There are currently four candidates running for the two Republican slots in the May 19 primary—Eichelberger, incumbent commissioner Barbara Cross, Rick Schin and Vince DiFilippo. Three candidates are seeking the two slots for Democrats—incumbent commissioner Jim Hertzler, Dashell Fittry and Rick Rovegno.

The four candidates chosen in May get to the November ballot, and the top three vote-getters in the November election will serve as county commissioner.

The candidates fielded questions ranging from property taxes to libraries and police funding to infrastructure.

All of the candidates said they supported proposals similar to what Gov. Tom Wolf and the state Legislature have proposed to reduce property taxes by increasing the personal income tax and increasing and expanding the state sales tax. However, most took umbrage with adding personal care services for the elderly as a taxable service.

“That raises a red flag for me,” Rovegno said.

Hertzler defended the new governor without saying he supported the tax expansion on personal care services. “There is no free lunch, but we ought to be able to figure out a way to relieve the pressure of our tax burden especially on our homeowners,” Hertzler said.

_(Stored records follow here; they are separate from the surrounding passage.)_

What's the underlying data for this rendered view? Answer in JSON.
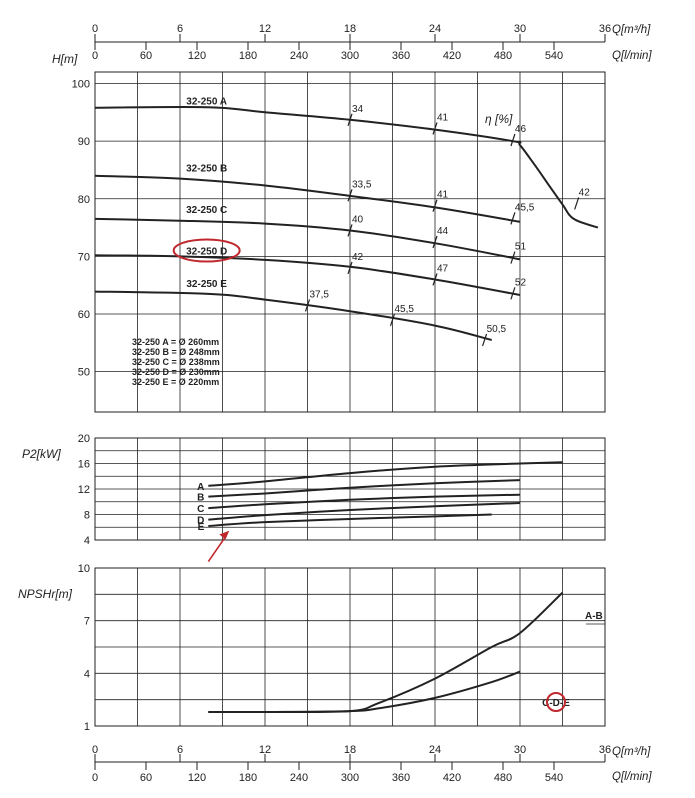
{
  "scales": {
    "q_m3h_label": "Q[m³/h]",
    "q_lmin_label": "Q[l/min]",
    "q_m3h_ticks": [
      "0",
      "6",
      "12",
      "18",
      "24",
      "30",
      "36"
    ],
    "q_lmin_ticks": [
      "0",
      "60",
      "120",
      "180",
      "240",
      "300",
      "360",
      "420",
      "480",
      "540"
    ]
  },
  "chart_data": [
    {
      "type": "line",
      "title": "",
      "ylabel": "H[m]",
      "xlabel": "Q[m³/h]",
      "xlim": [
        0,
        36
      ],
      "ylim": [
        43,
        102
      ],
      "yticks": [
        "50",
        "60",
        "70",
        "80",
        "90",
        "100"
      ],
      "eff_label": "η [%]",
      "series": [
        {
          "name": "32-250 A",
          "label_q": 5.2,
          "label_h": 97.2,
          "x": [
            0,
            8,
            12,
            18,
            24,
            29.5,
            30,
            31,
            32,
            33,
            33.8,
            35.5
          ],
          "y": [
            95.8,
            95.9,
            95.0,
            93.7,
            92.0,
            90.0,
            89.3,
            86.0,
            82.5,
            79.0,
            76.5,
            75.0
          ]
        },
        {
          "name": "32-250 B",
          "label_q": 5.2,
          "label_h": 85.6,
          "x": [
            0,
            6,
            12,
            18,
            24,
            30
          ],
          "y": [
            84,
            83.5,
            82.3,
            80.5,
            78.5,
            76.0
          ]
        },
        {
          "name": "32-250 C",
          "label_q": 5.2,
          "label_h": 78.4,
          "x": [
            0,
            6,
            12,
            18,
            24,
            30
          ],
          "y": [
            76.5,
            76.2,
            75.7,
            74.5,
            72.3,
            69.5
          ]
        },
        {
          "name": "32-250 D",
          "label_q": 5.2,
          "label_h": 71.2,
          "x": [
            0,
            6,
            12,
            18,
            24,
            30
          ],
          "y": [
            70.2,
            70.0,
            69.4,
            68.2,
            66.0,
            63.3
          ]
        },
        {
          "name": "32-250 E",
          "label_q": 5.2,
          "label_h": 65.6,
          "x": [
            0,
            8,
            12,
            18,
            24,
            28
          ],
          "y": [
            63.9,
            63.5,
            62.5,
            60.5,
            58.0,
            55.5
          ]
        }
      ],
      "efficiency_marks": [
        {
          "label": "34",
          "q": 18,
          "h": 93.7
        },
        {
          "label": "41",
          "q": 24,
          "h": 92.2
        },
        {
          "label": "46",
          "q": 29.5,
          "h": 90.2
        },
        {
          "label": "42",
          "q": 34,
          "h": 79.2
        },
        {
          "label": "33,5",
          "q": 18,
          "h": 80.6
        },
        {
          "label": "41",
          "q": 24,
          "h": 78.8
        },
        {
          "label": "45,5",
          "q": 29.5,
          "h": 76.6
        },
        {
          "label": "40",
          "q": 18,
          "h": 74.5
        },
        {
          "label": "44",
          "q": 24,
          "h": 72.5
        },
        {
          "label": "51",
          "q": 29.5,
          "h": 69.8
        },
        {
          "label": "42",
          "q": 18,
          "h": 68.0
        },
        {
          "label": "47",
          "q": 24,
          "h": 66.0
        },
        {
          "label": "52",
          "q": 29.5,
          "h": 63.6
        },
        {
          "label": "37,5",
          "q": 15,
          "h": 61.5
        },
        {
          "label": "45,5",
          "q": 21,
          "h": 59.0
        },
        {
          "label": "50,5",
          "q": 27.5,
          "h": 55.5
        }
      ],
      "impeller_legend": [
        "32-250 A = Ø 260mm",
        "32-250 B = Ø 248mm",
        "32-250 C = Ø 238mm",
        "32-250 D = Ø 230mm",
        "32-250 E = Ø 220mm"
      ],
      "highlighted_series": "32-250 D"
    },
    {
      "type": "line",
      "title": "",
      "ylabel": "P2[kW]",
      "xlabel": "Q[m³/h]",
      "xlim": [
        0,
        36
      ],
      "ylim": [
        4,
        20
      ],
      "yticks": [
        "4",
        "8",
        "12",
        "16",
        "20"
      ],
      "series": [
        {
          "name": "A",
          "x": [
            8,
            12,
            18,
            24,
            30,
            33
          ],
          "y": [
            12.5,
            13.2,
            14.5,
            15.5,
            16.0,
            16.2
          ]
        },
        {
          "name": "B",
          "x": [
            8,
            12,
            18,
            24,
            30
          ],
          "y": [
            10.8,
            11.3,
            12.2,
            12.9,
            13.4
          ]
        },
        {
          "name": "C",
          "x": [
            8,
            12,
            18,
            24,
            30
          ],
          "y": [
            9.0,
            9.6,
            10.3,
            10.8,
            11.1
          ]
        },
        {
          "name": "D",
          "x": [
            8,
            12,
            18,
            24,
            30
          ],
          "y": [
            7.2,
            7.9,
            8.7,
            9.3,
            9.8
          ]
        },
        {
          "name": "E",
          "x": [
            8,
            12,
            18,
            24,
            28
          ],
          "y": [
            6.2,
            6.8,
            7.3,
            7.7,
            8.0
          ]
        }
      ],
      "arrow_target_series": "D"
    },
    {
      "type": "line",
      "title": "",
      "ylabel": "NPSHr[m]",
      "xlabel": "Q[m³/h]",
      "xlim": [
        0,
        36
      ],
      "ylim": [
        1,
        10
      ],
      "yticks": [
        "1",
        "4",
        "7",
        "10"
      ],
      "series": [
        {
          "name": "A-B",
          "x": [
            8,
            12,
            18,
            20,
            24,
            28,
            30,
            33
          ],
          "y": [
            1.8,
            1.8,
            1.85,
            2.3,
            3.7,
            5.5,
            6.3,
            8.6
          ]
        },
        {
          "name": "C-D-E",
          "x": [
            8,
            12,
            18,
            20,
            24,
            28,
            30
          ],
          "y": [
            1.8,
            1.8,
            1.85,
            2.0,
            2.6,
            3.5,
            4.1
          ]
        }
      ],
      "highlighted_series": "C-D-E"
    }
  ]
}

The discussion then turned to libraries. The county, like many in the state, has been dealing with the question of how to fund the library system in the future. All of the candidates stated that they supported the library system and highlighted its essential role in the community, but Rovegno showed support for increasing the library tax rate.

“I’ll say it pretty directly, I think it’s time to increase the millage rate of the library tax,” Rovegno said.

Each candidate was given a chance to weigh in on the county’s infrastructure, namely on the shape of the county’s bridges. Again all of the candidates found consensus that there was a need to invest in the bridges and find ways to maintain the bridges going forward.

“What is depressing for me to see and hear is that over half of the bridges owned by the county are structurally deficient and some have been close as has been mentioned,” Fittry said.

He said that the county should be storing away a little money each year to help with upkeep of the bridges so that problems do not get to the point of closing them in the future.

Later in the evening DiFilippo highlighted the need for farmland preservation as well as business development in the county. He touted his championing of a land preservation program in Silver Spring Township where he currently serves on the board of supervisors.

“I think the residents of Cumberland County want a balance,” he said.

All of the candidates express a desire to make the commissioners more accessible. Cross highlighted the implementation of live streaming of the commissioners meeting saying that was a way to engage residents and was something for which she had pushed.

The primary will be held on May 19 to decide each party’s two candidates.